As you make your way toward the outer avenues of the Sunset, trees become scarce and houses become squat and drab, as if pushed down by the low grey sky. But there are bright spots: the beach, Fort Funston, and S&T Hong Kong Seafood’s dim sum.

The dining room at S&T Hong Kong Seafood, which appears to be two conjoined storefronts, is plain -- no imperial flourishes -- but the space is orderly and clean, with large windows and fish tanks squirming with fish and lobsters. The air crackles with Cantonese.

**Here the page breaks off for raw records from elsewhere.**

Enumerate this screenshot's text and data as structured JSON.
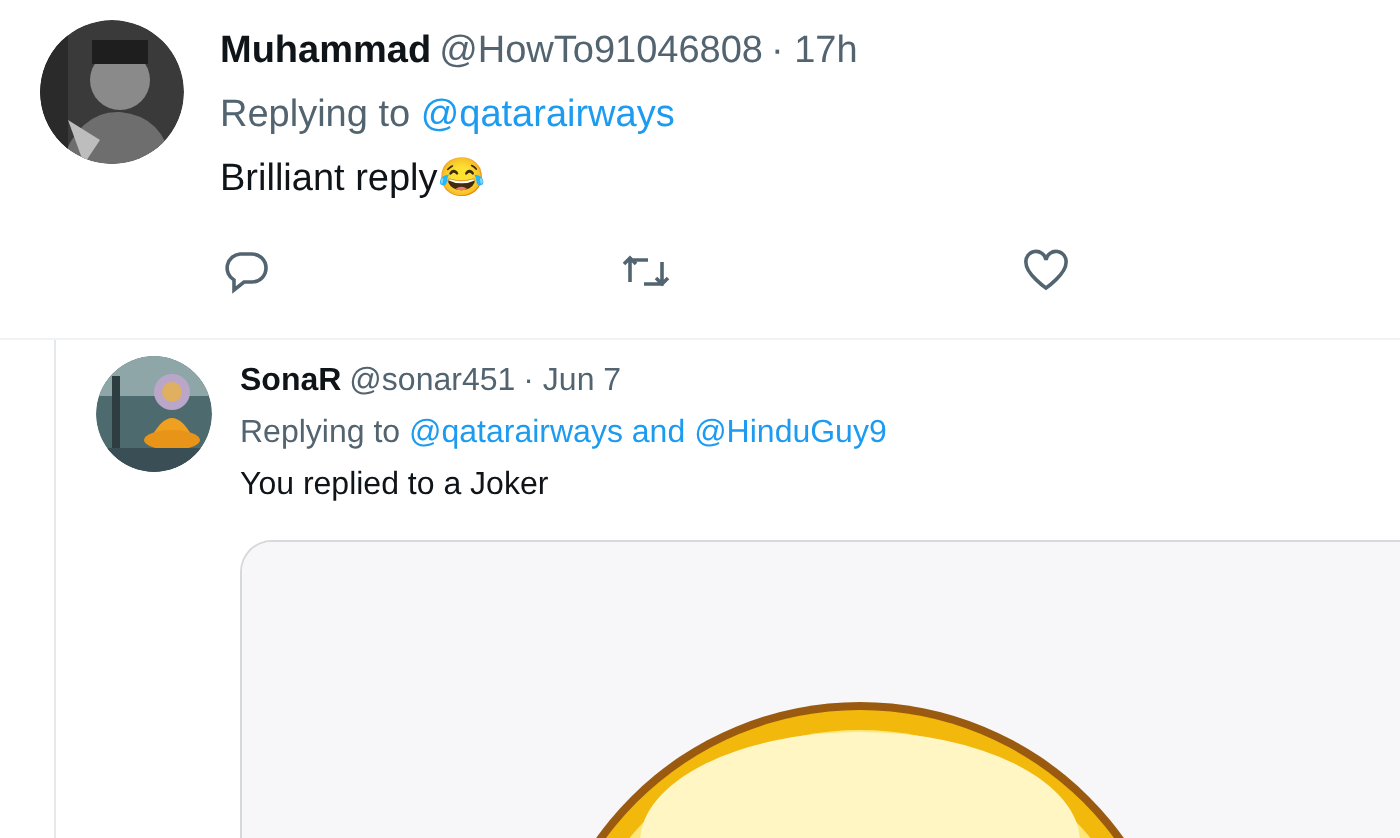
{
  "tweet": {
    "name": "Muhammad",
    "handle": "@HowTo91046808",
    "time": "· 17h",
    "replying_label": "Replying to",
    "replying_to": [
      "@qatarairways"
    ],
    "text": "Brilliant reply😂"
  },
  "quoted_reply": {
    "name": "SonaR",
    "handle": "@sonar451",
    "time": "· Jun 7",
    "replying_label": "Replying to",
    "replying_to": [
      "@qatarairways",
      "@HinduGuy9"
    ],
    "joiner": "and",
    "text": "You replied to a Joker"
  }
}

Although there are several menus, including a glossy banquet menu, let’s focus on dim sum. The dining room is too tight for dim sum carts, so diners order by checking items off a carbon-paper menu. Occasionally a waiter will pass by carrying a tray and shouting the name of its contents in Cantonese. Some menu items lack English translation; on a good day, your waiter will patiently translate them. There’s rumored to be a fully translated English menu, but we’ve never seen it.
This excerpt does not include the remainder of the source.